MULTIFUNCIONALIDADE,

PERMEABILIDADE ESPACIAL, FORMA E IMPLANTAÇÃO O planejamento físico do espaço urbano, o tamanho dos lotes, a extensão das quadras, a implantação e a programação dos edifícios, podem colaborar com a qualidade do espaço urbano. As quadras urbanas curtas possibilitam caminhos mais agradáveis e tornam as oportunidades de virar esquinas mais frequentes, permitindo o entrosamento entre os moradores e a combinação de usos (JACOBS, 2007). Segundo Gehl (2013), o caminhar pela cidade deve significar o contato direto com as pessoas e com o entorno.

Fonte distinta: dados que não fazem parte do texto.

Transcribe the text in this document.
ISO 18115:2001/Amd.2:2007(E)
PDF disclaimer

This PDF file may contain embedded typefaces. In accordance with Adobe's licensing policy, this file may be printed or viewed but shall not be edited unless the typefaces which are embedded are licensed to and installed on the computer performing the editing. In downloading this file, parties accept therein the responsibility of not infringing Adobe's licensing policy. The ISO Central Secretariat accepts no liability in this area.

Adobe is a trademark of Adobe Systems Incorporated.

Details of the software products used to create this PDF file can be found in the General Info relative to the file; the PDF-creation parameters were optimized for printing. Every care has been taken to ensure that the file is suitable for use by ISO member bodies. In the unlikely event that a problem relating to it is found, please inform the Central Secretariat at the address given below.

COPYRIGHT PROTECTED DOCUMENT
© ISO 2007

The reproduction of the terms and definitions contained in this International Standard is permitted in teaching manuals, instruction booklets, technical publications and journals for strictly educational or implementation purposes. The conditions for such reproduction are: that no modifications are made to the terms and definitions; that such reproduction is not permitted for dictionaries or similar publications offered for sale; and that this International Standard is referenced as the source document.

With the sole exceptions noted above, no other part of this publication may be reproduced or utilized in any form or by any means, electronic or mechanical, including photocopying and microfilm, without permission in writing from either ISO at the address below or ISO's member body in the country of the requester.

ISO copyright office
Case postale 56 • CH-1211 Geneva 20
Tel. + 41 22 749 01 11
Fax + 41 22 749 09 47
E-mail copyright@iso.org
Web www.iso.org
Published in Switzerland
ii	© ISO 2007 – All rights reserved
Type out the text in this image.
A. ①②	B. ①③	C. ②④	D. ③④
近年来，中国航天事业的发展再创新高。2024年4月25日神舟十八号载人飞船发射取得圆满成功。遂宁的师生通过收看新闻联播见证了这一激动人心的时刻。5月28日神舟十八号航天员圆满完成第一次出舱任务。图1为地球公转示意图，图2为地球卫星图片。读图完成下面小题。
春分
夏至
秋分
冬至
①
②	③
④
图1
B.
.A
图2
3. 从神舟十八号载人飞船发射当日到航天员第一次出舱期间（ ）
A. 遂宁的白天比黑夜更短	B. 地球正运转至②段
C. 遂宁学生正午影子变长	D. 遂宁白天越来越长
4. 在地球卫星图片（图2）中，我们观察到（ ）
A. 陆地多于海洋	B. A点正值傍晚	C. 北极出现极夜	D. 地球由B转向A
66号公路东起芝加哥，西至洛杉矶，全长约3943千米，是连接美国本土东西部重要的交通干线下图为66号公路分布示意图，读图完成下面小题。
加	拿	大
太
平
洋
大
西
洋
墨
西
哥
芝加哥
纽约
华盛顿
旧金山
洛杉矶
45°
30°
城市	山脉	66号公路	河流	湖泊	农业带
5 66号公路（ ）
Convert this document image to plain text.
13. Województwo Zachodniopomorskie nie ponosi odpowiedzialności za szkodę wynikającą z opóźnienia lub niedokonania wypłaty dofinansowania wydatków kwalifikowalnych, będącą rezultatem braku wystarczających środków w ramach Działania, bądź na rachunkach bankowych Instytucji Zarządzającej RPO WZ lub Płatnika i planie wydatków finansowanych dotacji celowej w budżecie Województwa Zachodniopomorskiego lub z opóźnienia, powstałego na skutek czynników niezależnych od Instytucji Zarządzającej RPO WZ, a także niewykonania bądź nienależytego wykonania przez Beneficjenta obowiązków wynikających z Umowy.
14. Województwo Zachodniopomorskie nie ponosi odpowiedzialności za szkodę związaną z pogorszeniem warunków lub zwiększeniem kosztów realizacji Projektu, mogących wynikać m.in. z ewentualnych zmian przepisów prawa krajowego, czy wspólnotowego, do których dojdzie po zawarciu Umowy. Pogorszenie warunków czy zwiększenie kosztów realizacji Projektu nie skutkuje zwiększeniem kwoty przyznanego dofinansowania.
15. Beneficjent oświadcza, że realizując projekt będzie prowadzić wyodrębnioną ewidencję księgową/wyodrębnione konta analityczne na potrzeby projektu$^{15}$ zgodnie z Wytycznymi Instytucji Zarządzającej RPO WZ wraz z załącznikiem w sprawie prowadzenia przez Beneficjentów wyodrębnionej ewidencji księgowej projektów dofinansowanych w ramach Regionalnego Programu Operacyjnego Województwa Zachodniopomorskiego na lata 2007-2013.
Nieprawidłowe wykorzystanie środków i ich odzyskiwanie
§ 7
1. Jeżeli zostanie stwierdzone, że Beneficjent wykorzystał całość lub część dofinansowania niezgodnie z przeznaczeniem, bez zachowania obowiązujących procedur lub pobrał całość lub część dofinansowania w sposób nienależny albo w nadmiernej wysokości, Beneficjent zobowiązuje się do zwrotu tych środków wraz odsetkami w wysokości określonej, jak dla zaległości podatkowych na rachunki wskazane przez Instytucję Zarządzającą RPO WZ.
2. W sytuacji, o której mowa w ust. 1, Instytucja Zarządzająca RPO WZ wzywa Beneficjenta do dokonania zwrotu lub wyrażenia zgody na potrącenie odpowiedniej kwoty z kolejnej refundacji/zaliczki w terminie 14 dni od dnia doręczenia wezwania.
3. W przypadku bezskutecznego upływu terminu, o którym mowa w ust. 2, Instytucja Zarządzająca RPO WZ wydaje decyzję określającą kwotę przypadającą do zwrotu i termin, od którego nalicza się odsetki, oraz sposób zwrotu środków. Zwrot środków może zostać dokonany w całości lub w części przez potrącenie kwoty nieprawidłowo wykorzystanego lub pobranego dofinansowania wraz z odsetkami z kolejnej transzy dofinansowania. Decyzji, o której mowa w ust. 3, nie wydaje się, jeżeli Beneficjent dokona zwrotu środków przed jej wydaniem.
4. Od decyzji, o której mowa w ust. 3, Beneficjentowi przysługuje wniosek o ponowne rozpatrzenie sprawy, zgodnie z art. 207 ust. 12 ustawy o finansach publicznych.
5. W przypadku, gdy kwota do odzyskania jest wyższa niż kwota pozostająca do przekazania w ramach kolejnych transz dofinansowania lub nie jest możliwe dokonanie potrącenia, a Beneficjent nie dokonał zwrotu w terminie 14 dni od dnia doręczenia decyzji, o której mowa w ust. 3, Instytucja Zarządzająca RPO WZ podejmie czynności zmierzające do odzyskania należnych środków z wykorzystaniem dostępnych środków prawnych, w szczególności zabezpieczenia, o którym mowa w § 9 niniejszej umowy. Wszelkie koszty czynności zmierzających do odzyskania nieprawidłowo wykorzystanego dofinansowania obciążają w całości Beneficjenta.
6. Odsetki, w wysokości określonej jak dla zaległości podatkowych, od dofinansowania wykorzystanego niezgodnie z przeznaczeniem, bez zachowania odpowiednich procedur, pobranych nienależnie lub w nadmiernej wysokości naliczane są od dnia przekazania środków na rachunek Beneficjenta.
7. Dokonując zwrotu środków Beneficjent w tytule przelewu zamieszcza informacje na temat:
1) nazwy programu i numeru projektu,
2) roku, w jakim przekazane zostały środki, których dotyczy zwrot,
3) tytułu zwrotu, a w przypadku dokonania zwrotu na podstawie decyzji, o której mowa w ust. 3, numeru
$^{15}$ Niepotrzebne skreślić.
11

Em áreas urbanas prósperas as ruas e os passeios públicos são multiplicados. O planejamento da forma urbana, aliado ao planejamento dos usos, pode colaborar para a diversidade de tipologias e usuários. Em um contexto contemporâneo de grandes centros urbanos densos e consolidados, a quadra aberta pode se tornar uma oportunidade para conciliar novos espaços de habitação com os espaços públicos (FIGUEROA, 2006). Densidade e Multifuncionalidade A densidade urbana, se explorada de forma qualitativa, pode cooperar para a garantia da urbanidade. Espaços urbanos compactos, densos e multifuncionais, oferecem aos usuários maior quantidade de serviços, cultura, lazer e entretenimento com menores deslocamentos, tornando a vida urbana mais dinâmica. O ambiente urbano deve abrigar mais de uma função principal. A vida na cidade deve ser versátil e marcada por sobreposições de usos, incentivando a parada, o descanso, a 4

permanência e a conversa. O espaço urbano multifacetado é composto por atividades necessárias, como trabalho, escola, comércio e lazer, que acontecem independente de qualquer condição; por atividades opcionais, geralmente recreativas, como caminhar, descansar, apreciar; e por atividades sociais, que surgem a partir da oferta de interação e da qualidade do espaço. As atividades sociais são fruto da presença de pessoas e da comunicação entre elas no espaço público. Essa configuração urbana permite o aproveitamento máximo da infraestrutura e a vitalidade nos ambientes públicos, gerando a equidade social. A diversidade, seja ela econômica, social ou tipológica, é fundamental para a qualidade de vida (GEHL, 2013). Permeabilidade Espacial O verbo permear, que origina o termo permeabilidade, significa passar pelo meio, penetrar, atravessar. A permeabilidade urbana pode ser compreendida como uma estratégia de promoção de espaços abertos, através da inserção de novas conexões. A implantação dos edifícios nos lotes e a configuração das quadras podem colaborar para a oferta de passagens e conexões nos bairros, promovendo alternativas de acessos, fluxos de pedestres e visibilidade. A estratégia da permeabilidade, aliada ao uso multifuncional, pode colaborar com a vitalidade do espaço urbano, dependendo da maneira como o edifício dialoga com o espaço (DZIURA, 2009). Complexos habitacionais multifuncionais de alta densidade, implantados em quadra aberta podem proporcionar a criação de espaços semi-públicos, que ampliam o espaço público e oferecem aos usuários novas ambiências. A alta densidade, aliada à porosidade das quadras, colabora para uma utilização mais intensiva do solo urbano, porém garantindo uma transição mais positiva entre o espaço público e privado, incentivando novos percursos e permanências. Assim, os espaços livres das quadras podem funcionar como conectores dos ambientes públicos e privados, proporcionando maiores vínculos e contatos sociais. Por sua vez, a inserção de atividades comerciais no pavimento térreo pode garantir a vitalidade em diferentes horários. A forma dos ambientes construídos é essencial para a consolidação da permeabilidade espacial. Os conjuntos de edifícios e as suas formas geométricas influenciam na dinâmica dos fluxos, no percurso e na permanência de pessoas, e consequentemente na urbanidade. (AGUIAR, 2012).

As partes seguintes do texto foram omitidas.